The teachers’ proposal included ideas for academic support as well as “common good” practices that address housing and provide basic necessities for disadvantaged students, who make up about 88% of the district’s nearly 70,000 students. Those ideas were based on input from educators and community groups working with students and parents who are most aware of their children’s needs.
Teachers learned that many students missed school because they didn’t have clean clothes to wear.
Since early 2023, campus laundry rooms have been installed at every Fresno Unified middle school and at many of the district’s 29 community schools, which are resource hubs for students’ academic, physical, social-emotional and mental health needs.
Following the community school model, the district’s multimillion-dollar investment will place laundry rooms in half of its 100-plus schools this year, along with more clothing closets and food pantries.
“We’ve seen an uptick in attendance for those students that obviously are getting some of their basic needs met,” said Darrin Person, the district’s executive director of community schools, who is coordinating program development.
Innovate, expand, continue
Much of the funding went to expanding existing initiatives, allowing more students to participate in nutrition clubs and gardening, or in intramural sports like the Fort Miller lunchtime program, which provides positive, inclusive activities during school or on the weekends.
“If this is something that gets students excited to want to come to school, then that’s half the battle,” said Reinor, Fort Miller’s principal.
The district is also piloting innovative projects, such as a cosmetology and barbering pathway at McLane High School and a music production class at Lincoln Elementary School, where over 40 students in grades fourth through sixth learn from a music producer. Last semester, they sang and played musical instruments for a track, pinpointing sounds that were too low or too loud and determining what should be deleted or remixed.
Hector Giovanni Romero, affectionately known as Professor G, said the class is an outlet for students to discover and express their creativity. “A lot of kids don’t realize they’re musical because they just weren’t given a chance.”
Funds from the investment also cover senior fees, photos, prom, trips, and events for graduating seniors, ensuring all students have access.
Foster youth receive peer tutoring, life skills courses, more scholarships, and post-graduation assistance, including supplies for dorm rooms or apartments as they transition to college.

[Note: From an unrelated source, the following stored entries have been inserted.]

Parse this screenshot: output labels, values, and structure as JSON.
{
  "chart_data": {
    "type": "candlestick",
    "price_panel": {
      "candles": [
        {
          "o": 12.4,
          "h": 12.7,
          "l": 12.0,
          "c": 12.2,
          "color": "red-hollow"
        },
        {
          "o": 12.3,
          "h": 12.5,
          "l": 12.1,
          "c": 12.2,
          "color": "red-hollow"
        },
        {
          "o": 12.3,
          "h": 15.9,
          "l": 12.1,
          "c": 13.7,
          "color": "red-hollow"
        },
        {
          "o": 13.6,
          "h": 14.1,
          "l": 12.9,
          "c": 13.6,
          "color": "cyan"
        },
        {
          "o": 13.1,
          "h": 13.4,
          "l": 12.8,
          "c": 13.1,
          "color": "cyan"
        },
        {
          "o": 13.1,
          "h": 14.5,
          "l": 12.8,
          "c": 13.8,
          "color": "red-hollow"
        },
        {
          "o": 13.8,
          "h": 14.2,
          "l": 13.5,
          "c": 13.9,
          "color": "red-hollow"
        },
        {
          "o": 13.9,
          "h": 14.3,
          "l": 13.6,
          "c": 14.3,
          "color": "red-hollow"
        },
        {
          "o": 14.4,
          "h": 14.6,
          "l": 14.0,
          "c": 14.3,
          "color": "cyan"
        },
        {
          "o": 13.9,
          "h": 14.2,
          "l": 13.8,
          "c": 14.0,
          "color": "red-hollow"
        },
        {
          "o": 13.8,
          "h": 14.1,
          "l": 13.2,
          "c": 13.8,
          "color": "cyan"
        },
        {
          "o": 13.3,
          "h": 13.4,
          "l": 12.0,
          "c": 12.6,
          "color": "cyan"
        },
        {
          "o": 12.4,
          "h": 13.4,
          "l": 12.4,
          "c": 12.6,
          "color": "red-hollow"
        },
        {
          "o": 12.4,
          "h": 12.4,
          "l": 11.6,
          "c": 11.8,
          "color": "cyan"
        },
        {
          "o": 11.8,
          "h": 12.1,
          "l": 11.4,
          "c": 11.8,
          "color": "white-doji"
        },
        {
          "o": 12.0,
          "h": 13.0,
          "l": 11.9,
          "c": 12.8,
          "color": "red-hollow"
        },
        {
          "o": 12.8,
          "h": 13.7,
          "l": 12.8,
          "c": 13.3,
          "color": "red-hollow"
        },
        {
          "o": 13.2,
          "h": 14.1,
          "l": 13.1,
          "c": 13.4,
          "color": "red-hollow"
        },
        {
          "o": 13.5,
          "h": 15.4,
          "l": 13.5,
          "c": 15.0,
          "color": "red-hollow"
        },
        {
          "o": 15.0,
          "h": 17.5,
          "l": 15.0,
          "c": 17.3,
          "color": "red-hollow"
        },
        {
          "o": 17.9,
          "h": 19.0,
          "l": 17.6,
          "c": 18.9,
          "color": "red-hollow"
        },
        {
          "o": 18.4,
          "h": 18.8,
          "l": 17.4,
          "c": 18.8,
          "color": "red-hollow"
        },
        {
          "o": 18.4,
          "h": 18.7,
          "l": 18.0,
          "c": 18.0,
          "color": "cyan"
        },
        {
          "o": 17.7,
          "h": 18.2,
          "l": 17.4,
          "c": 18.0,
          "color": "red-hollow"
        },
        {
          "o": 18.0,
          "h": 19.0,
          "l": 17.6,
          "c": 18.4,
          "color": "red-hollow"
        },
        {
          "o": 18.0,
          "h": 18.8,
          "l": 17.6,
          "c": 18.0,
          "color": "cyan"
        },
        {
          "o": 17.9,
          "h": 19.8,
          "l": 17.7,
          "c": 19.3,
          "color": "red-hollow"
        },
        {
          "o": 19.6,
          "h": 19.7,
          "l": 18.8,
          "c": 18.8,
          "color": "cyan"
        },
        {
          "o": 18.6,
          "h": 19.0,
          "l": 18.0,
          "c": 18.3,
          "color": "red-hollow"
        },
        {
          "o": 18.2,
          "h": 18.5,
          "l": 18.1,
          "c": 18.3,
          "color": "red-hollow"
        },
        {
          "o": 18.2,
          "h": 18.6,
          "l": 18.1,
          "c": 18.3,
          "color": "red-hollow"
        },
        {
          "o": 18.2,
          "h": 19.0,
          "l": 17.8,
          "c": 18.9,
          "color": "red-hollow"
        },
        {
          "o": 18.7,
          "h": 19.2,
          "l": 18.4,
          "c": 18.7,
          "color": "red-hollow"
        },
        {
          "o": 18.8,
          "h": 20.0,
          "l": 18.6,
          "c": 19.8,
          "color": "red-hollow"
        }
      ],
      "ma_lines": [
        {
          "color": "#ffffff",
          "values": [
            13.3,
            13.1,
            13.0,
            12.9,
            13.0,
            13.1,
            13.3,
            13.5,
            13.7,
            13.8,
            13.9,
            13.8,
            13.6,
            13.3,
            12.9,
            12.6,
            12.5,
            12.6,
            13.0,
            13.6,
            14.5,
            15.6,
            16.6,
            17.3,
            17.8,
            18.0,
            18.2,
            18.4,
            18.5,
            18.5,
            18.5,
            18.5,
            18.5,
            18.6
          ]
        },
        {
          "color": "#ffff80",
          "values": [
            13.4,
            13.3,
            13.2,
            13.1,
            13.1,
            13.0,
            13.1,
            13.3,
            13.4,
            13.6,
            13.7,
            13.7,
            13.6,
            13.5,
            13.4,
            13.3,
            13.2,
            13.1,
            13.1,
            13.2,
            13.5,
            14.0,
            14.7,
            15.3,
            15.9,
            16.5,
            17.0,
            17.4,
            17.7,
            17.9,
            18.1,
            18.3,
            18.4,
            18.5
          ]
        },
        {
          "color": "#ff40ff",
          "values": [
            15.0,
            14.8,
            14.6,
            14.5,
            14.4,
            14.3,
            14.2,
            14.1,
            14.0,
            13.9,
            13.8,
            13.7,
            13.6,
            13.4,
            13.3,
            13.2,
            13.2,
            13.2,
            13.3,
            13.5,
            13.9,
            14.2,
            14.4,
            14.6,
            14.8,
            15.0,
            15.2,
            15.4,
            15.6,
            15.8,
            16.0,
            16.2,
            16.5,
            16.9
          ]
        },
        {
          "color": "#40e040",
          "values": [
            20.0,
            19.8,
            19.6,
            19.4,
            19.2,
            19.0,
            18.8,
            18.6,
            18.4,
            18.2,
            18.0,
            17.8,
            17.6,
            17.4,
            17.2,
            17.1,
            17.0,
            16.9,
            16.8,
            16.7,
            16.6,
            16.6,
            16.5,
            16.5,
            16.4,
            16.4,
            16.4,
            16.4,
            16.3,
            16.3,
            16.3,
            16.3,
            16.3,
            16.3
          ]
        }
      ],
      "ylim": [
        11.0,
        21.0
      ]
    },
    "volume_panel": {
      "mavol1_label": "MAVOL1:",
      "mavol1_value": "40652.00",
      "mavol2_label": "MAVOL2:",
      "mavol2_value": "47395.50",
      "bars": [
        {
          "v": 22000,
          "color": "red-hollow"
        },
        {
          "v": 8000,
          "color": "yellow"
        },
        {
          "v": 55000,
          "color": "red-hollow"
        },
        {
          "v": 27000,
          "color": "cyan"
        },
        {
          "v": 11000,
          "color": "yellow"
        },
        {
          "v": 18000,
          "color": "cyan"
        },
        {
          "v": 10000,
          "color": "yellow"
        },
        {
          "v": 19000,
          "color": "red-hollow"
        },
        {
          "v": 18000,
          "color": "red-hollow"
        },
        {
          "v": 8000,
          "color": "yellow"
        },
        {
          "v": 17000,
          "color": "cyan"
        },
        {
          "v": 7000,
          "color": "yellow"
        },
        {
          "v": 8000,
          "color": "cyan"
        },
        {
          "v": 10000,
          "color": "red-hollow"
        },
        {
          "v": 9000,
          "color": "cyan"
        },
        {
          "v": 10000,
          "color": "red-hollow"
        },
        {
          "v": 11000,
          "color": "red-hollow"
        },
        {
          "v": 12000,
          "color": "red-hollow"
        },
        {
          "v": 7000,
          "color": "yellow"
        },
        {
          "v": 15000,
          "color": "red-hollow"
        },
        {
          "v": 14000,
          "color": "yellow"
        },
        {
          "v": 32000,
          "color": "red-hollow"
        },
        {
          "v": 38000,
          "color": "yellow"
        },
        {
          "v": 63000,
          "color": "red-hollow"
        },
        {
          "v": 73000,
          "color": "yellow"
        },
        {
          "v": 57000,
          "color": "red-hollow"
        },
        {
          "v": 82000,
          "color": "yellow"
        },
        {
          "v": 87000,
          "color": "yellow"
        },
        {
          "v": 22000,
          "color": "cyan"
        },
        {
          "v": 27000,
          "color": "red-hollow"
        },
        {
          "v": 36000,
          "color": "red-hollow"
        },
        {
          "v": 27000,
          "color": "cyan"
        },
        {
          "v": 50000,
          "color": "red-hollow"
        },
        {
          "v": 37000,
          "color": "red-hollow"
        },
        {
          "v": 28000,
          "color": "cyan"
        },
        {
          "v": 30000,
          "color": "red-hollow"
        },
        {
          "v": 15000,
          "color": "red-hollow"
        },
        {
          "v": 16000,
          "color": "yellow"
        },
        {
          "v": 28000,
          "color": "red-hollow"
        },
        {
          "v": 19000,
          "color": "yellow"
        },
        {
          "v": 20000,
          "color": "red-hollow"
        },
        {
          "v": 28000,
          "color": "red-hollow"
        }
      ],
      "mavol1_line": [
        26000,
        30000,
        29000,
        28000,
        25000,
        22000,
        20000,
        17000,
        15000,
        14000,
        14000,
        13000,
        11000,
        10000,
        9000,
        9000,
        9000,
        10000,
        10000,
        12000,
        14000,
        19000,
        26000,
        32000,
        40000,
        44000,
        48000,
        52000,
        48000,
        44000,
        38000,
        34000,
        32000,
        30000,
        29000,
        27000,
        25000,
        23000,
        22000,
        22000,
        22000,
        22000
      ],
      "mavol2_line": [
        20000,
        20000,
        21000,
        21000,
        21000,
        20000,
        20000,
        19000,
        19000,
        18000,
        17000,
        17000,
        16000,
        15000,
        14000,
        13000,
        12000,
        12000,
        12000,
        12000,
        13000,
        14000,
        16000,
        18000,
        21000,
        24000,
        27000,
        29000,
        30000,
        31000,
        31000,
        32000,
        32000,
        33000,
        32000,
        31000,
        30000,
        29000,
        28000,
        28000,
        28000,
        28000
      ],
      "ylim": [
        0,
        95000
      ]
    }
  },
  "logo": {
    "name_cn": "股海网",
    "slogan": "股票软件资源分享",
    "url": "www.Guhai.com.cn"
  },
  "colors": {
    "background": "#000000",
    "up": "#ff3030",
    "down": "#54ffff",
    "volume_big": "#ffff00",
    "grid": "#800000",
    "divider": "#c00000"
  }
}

And the district has been able to continue employing counselors to help graduating students meet the state’s college admission standards — support that would’ve otherwise ended.
Supporting students, engaging families
Nydia Hernández said her daughter didn’t receive much social-emotional or mental health support as a kindergartner or first grader at Winchell Elementary School. She struggled to get her daughter to engage in class.
“I would have to sit in class with her,” she said.
Now in second grade, her daughter started seeing the school therapist and a social worker, but it isn’t enough, Hernández said.
Thanks to the investments, a free mental health app has been available since August, not just for students but for the entire household. The app gives families 24/7 access to mental health services, including licensed counselors, free sessions, resources for behavioral health needs, emotional support, crisis intervention, and personalized care to supplement what school counselors provide.
Based on initial app data as of September, 243 people had accessed the resources.
The district and teachers union are still negotiating how to spend the remaining $5 million, including programs to keep disruptive students in school rather than suspending them. How to do that could benefit from continued input from parents and students, some say.
Yolie Flores, the president of Families in Schools, a Los Angeles-based organization that works to better engage families in education across the state, said it’s important to continue involving parents, even during program implementation.
“The impact will be greater,” Flores said, “if families are at the table developing the solutions.”